Diff-to-Function Mapping: Utilizes line-level diffs (via difflib.SequenceMatcher) to map vulnerability locations, which are leveraged during evaluation.
Confidence-Threshold Tuning: Adjusts internal model confidence cutoffs to conform to FPR budget, ensuring reported metrics are robust to over-prediction.

5. Evaluation Findings and Limitations

Empirical evaluation of seven commercial LLMs (GPT-5, Claude-4.5, Gemini-Pro, etc.) on ARENAJS using JUDGEJS demonstrates:

Model	Project-Level F₁ (Original)	Function-Level F₁ (Original)	F₁ (Noise+Obfuscation)	VD-S (FPR ≤ 0.5%)
GPT-5	32.1%	~14–24% lower	7.8%	> 60–80%
Claude-4.5	35.9%	~8–18pp lower	4.2%	> 60–80%

Models show substantially better project-level F₁ than function-level F₁, indicating reliance on superficial context (file structure, imports, comments) over true vulnerability reasoning and data flow.

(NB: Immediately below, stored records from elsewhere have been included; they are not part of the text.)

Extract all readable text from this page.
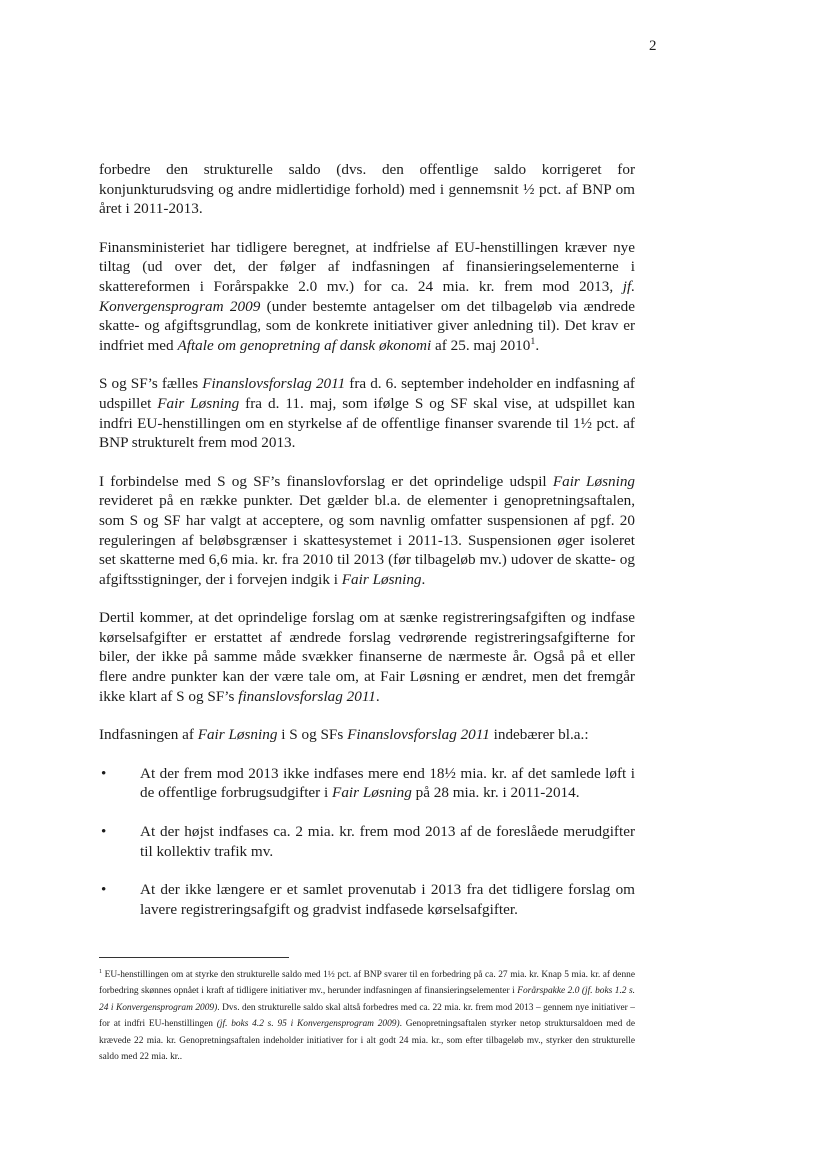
2

forbedre den strukturelle saldo (dvs. den offentlige saldo korrigeret for konjunkturudsving og andre midlertidige forhold) med i gennemsnit ½ pct. af BNP om året i 2011-2013.

Finansministeriet har tidligere beregnet, at indfrielse af EU-henstillingen kræver nye tiltag (ud over det, der følger af indfasningen af finansieringselementerne i skattereformen i Forårspakke 2.0 mv.) for ca. 24 mia. kr. frem mod 2013, jf. Konvergensprogram 2009 (under bestemte antagelser om det tilbageløb via ændrede skatte- og afgiftsgrundlag, som de konkrete initiativer giver anledning til). Det krav er indfriet med Aftale om genopretning af dansk økonomi af 25. maj 2010$^1$.

S og SF’s fælles Finanslovsforslag 2011 fra d. 6. september indeholder en indfasning af udspillet Fair Løsning fra d. 11. maj, som ifølge S og SF skal vise, at udspillet kan indfri EU-henstillingen om en styrkelse af de offentlige finanser svarende til 1½ pct. af BNP strukturelt frem mod 2013.

I forbindelse med S og SF’s finanslovforslag er det oprindelige udspil Fair Løsning revideret på en række punkter. Det gælder bl.a. de elementer i genopretningsaftalen, som S og SF har valgt at acceptere, og som navnlig omfatter suspensionen af pgf. 20 reguleringen af beløbsgrænser i skattesystemet i 2011-13. Suspensionen øger isoleret set skatterne med 6,6 mia. kr. fra 2010 til 2013 (før tilbageløb mv.) udover de skatte- og afgiftsstigninger, der i forvejen indgik i Fair Løsning.

Dertil kommer, at det oprindelige forslag om at sænke registreringsafgiften og indfase kørselsafgifter er erstattet af ændrede forslag vedrørende registreringsafgifterne for biler, der ikke på samme måde svækker finanserne de nærmeste år. Også på et eller flere andre punkter kan der være tale om, at Fair Løsning er ændret, men det fremgår ikke klart af S og SF’s finanslovsforslag 2011.

Indfasningen af Fair Løsning i S og SFs Finanslovsforslag 2011 indebærer bl.a.:

• At der frem mod 2013 ikke indfases mere end 18½ mia. kr. af det samlede løft i de offentlige forbrugsudgifter i Fair Løsning på 28 mia. kr. i 2011-2014.
• At der højst indfases ca. 2 mia. kr. frem mod 2013 af de foreslåede merudgifter til kollektiv trafik mv.
• At der ikke længere er et samlet provenutab i 2013 fra det tidligere forslag om lavere registreringsafgift og gradvist indfasede kørselsafgifter.
$^1$ EU-henstillingen om at styrke den strukturelle saldo med 1½ pct. af BNP svarer til en forbedring på ca. 27 mia. kr. Knap 5 mia. kr. af denne forbedring skønnes opnået i kraft af tidligere initiativer mv., herunder indfasningen af finansieringselementer i Forårspakke 2.0 (jf. boks 1.2 s. 24 i Konvergensprogram 2009). Dvs. den strukturelle saldo skal altså forbedres med ca. 22 mia. kr. frem mod 2013 – gennem nye initiativer – for at indfri EU-henstillingen (jf. boks 4.2 s. 95 i Konvergensprogram 2009). Genopretningsaftalen styrker netop struktursaldoen med de krævede 22 mia. kr. Genopretningsaftalen indeholder initiativer for i alt godt 24 mia. kr., som efter tilbageløb mv., styrker den strukturelle saldo med 22 mia. kr..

Robustness to adversarial perturbations is poor; F₁ drops precipitously under noise and obfuscation variants. Under the industrial FPR constraint ( $\leq 0.5\%$ ), the majority of vulnerabilities are missed—VD-S scores exceed 60–80%—rendering these models impractical for deployment in sensitive settings.

JUDGEJS also highlights residual evaluation challenges: label noise remains even in denoised splits, CWE grouping is not perfect, and reliance on single-pass LLM outputs precludes beam search or human-in-the-loop correction. Contamination is possible if models have seen test projects during pretraining.

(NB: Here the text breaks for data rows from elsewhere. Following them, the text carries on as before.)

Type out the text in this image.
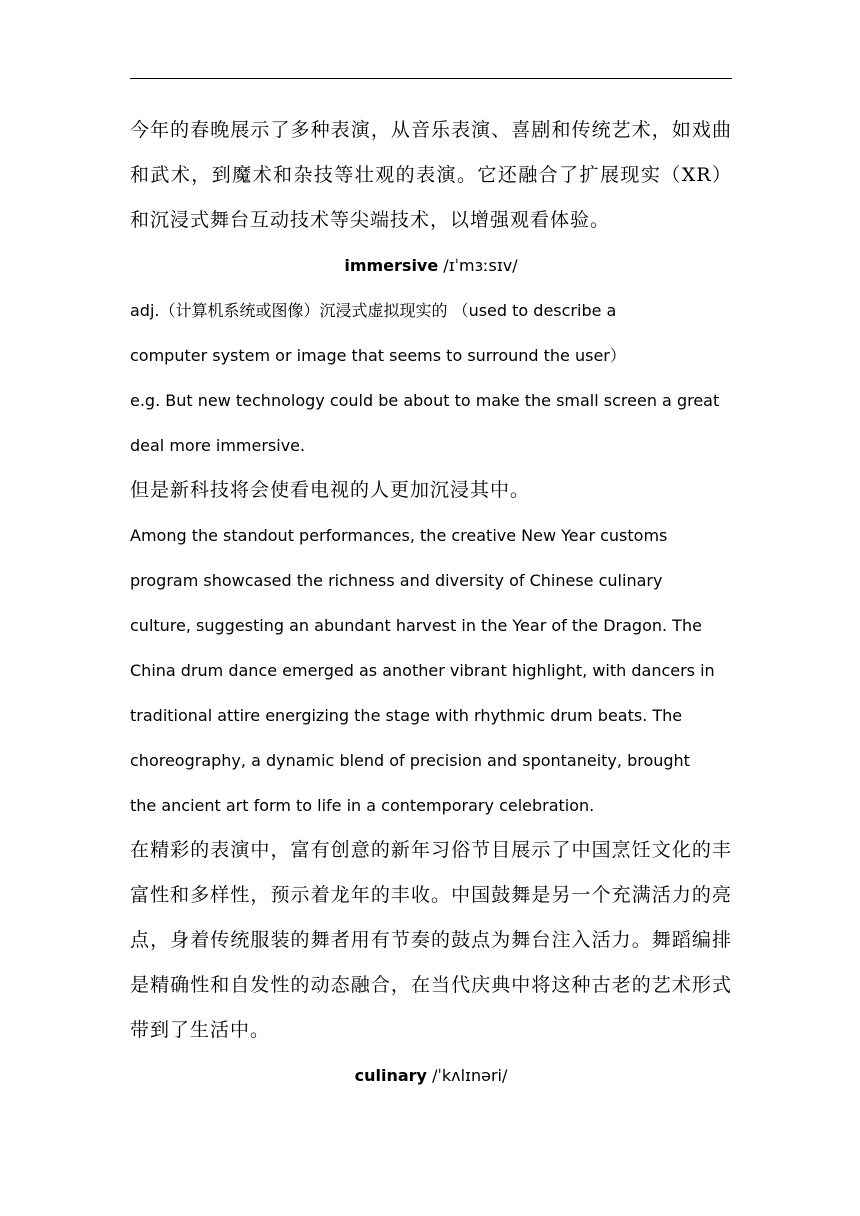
今年的春晚展示了多种表演，从音乐表演、喜剧和传统艺术，如戏曲和武术，到魔术和杂技等壮观的表演。它还融合了扩展现实（XR）和沉浸式舞台互动技术等尖端技术，以增强观看体验。

immersive /ɪˈmɜːsɪv/

adj.（计算机系统或图像）沉浸式虚拟现实的 （used to describe a
computer system or image that seems to surround the user）
e.g. But new technology could be about to make the small screen a great
deal more immersive.

但是新科技将会使看电视的人更加沉浸其中。

Among the standout performances, the creative New Year customs
program showcased the richness and diversity of Chinese culinary
culture, suggesting an abundant harvest in the Year of the Dragon. The
China drum dance emerged as another vibrant highlight, with dancers in
traditional attire energizing the stage with rhythmic drum beats. The
choreography, a dynamic blend of precision and spontaneity, brought
the ancient art form to life in a contemporary celebration.

在精彩的表演中，富有创意的新年习俗节目展示了中国烹饪文化的丰富性和多样性，预示着龙年的丰收。中国鼓舞是另一个充满活力的亮点，身着传统服装的舞者用有节奏的鼓点为舞台注入活力。舞蹈编排是精确性和自发性的动态融合，在当代庆典中将这种古老的艺术形式带到了生活中。

culinary /ˈkʌlɪnəri/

6. Researcher Workflow and Practical Usage

JUDGEJS is deployed via an accessible Python API, enabling batch evaluation and reporting:

from secjs.judge import JudgeJS
dataset = ArenaJS.load(variant='Original', split='complete')
judge = JudgeJS(model='gpt-5', api_key='…', confidence=0.8)
results = judge.evaluate(dataset)
judge.report(results, out='gpt5_original.csv')

Researchers repeat this workflow across variants and models, leveraging built-in visualization tools to track performance degradation under various adversarial scenarios.

7. Future Directions and Cross-Domain Extensions

JUDGEJS is explicitly positioned to benefit from integration with advanced reasoning pipelines such as the trichotomous dogmatics framework found in legal judgment prediction (Zhang et al., 19 Dec 2024). Incorporating multi-stage reasoning and balanced augmentation of “non-guilty” counterfactuals, as recommended for legal judgment models, may improve the ability of JUDGEJS to distinguish genuine vulnerabilities from benign code, particularly where current models exhibit strong “guilty” priors and lack awareness of exculpatory signals.

A plausible implication is that future iterations of JUDGEJS will require not only more robust data alignment and evaluation criteria but also explicit multi-factor reasoning and counterfactual modeling to reach reliability levels necessary for industrial and regulatory contexts.